Selain pengungkapan terhadap temuan kokain di Anambas, Polda Kepri dan jajaran juga melakukan pengungkapan narkotika lainnya dengan barang bukti yaitu narkotika jenis sabu sebanyak 577,27 gram (lima ratus tujuh puluh tujuh koma dua puluh tujuh), narkotika jenis ganja 36,897 Kg (tiga puluh enam koma delapan ratus sembilan puluh tujuh) kilogram, narkotika jenis ekstasi 4.390 (empat ribu tiga ratus sembilan puluh) butir dan sudah dimusnahkan serta HP 28 (dua puluh delapan) unit, motor 10 (sepuluh) unit, mobil 1 (satu) unit dan timbangan digital 3 (tiga) unit.


Adapun pasal yang dipersangkakan kepada para tersangka yang terlibat dalam peredaran gelap narkotika adalah Pasal 114, Pasal 112, Pasal 111, Pasal 132 Undang-Undang Republik Indonesia Nomor 35 Tahun 2009 Tentang Narkotika ancaman hukuman maksimal hukuman mati, atau hukuman penjara seumur hidup atau hukuman penjara paling lama 20 tahun dan paling singkat 6 tahun. Tegas Wakapolda Kepri Brigjen Pol. Drs. Rudi Pranoto.

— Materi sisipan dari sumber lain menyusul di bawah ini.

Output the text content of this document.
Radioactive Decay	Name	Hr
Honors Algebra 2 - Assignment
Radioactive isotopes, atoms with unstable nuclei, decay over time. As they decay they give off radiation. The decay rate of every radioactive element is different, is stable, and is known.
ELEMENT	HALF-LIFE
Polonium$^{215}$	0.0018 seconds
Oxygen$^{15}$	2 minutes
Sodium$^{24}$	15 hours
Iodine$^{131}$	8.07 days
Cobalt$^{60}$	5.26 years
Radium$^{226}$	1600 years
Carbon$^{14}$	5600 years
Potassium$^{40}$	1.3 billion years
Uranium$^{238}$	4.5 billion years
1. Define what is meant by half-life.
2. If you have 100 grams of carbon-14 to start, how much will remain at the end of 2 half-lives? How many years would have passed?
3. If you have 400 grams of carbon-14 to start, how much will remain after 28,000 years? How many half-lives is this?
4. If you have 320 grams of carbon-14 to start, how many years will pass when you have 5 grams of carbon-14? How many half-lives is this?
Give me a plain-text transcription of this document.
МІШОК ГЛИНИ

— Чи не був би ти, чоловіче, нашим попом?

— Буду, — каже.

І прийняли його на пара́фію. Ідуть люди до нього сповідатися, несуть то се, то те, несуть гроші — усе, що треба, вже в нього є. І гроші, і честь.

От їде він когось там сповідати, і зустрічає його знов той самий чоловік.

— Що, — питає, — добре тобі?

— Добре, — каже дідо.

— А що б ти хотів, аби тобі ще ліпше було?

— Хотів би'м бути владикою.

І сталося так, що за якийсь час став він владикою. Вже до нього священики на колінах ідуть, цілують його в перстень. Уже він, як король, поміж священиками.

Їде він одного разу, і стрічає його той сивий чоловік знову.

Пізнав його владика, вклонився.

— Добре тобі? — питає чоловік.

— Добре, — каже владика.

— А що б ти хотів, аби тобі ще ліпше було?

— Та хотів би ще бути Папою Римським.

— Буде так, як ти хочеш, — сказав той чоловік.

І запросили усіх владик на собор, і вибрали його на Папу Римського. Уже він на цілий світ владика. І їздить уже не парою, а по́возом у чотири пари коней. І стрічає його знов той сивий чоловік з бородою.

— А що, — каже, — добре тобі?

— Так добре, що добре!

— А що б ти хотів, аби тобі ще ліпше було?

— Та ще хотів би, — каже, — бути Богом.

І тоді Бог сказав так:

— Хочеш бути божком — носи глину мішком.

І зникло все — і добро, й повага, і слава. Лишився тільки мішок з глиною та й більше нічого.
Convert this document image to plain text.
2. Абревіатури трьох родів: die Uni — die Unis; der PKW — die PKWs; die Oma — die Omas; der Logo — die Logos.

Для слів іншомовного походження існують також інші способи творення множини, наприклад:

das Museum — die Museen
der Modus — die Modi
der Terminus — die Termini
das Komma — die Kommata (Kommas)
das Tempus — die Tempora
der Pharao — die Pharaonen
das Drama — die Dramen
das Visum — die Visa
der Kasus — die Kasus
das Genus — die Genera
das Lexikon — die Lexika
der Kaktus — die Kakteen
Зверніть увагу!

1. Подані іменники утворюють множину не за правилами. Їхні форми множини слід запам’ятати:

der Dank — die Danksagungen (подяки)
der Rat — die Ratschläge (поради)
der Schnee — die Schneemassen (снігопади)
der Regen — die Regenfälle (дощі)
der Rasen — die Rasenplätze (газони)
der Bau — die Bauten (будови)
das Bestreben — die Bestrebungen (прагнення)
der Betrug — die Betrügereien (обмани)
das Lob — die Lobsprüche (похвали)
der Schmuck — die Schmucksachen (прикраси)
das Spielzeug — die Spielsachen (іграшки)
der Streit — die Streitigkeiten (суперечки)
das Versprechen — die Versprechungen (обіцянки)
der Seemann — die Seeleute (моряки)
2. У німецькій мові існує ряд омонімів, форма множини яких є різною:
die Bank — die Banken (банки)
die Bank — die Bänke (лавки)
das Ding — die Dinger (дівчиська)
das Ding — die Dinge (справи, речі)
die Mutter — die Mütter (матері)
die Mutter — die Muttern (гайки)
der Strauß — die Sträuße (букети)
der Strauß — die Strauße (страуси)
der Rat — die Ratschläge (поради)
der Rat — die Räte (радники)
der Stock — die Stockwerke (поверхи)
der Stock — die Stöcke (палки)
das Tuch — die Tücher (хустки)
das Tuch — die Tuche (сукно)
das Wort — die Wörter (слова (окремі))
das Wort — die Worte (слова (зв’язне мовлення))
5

Upaya yang telah dilakukan Polda Kepri dan Jajaran merupakan bentuk keseriusan dalam menindak tegas pelaku peredaran gelap dan penyalah gunaan narkotika yang merusak sendi-sendi kehidupan masyarakat, bangsa dan negara. Tutup Wakapolda Kepri Brigjen Pol. Drs. Rudi Pranoto.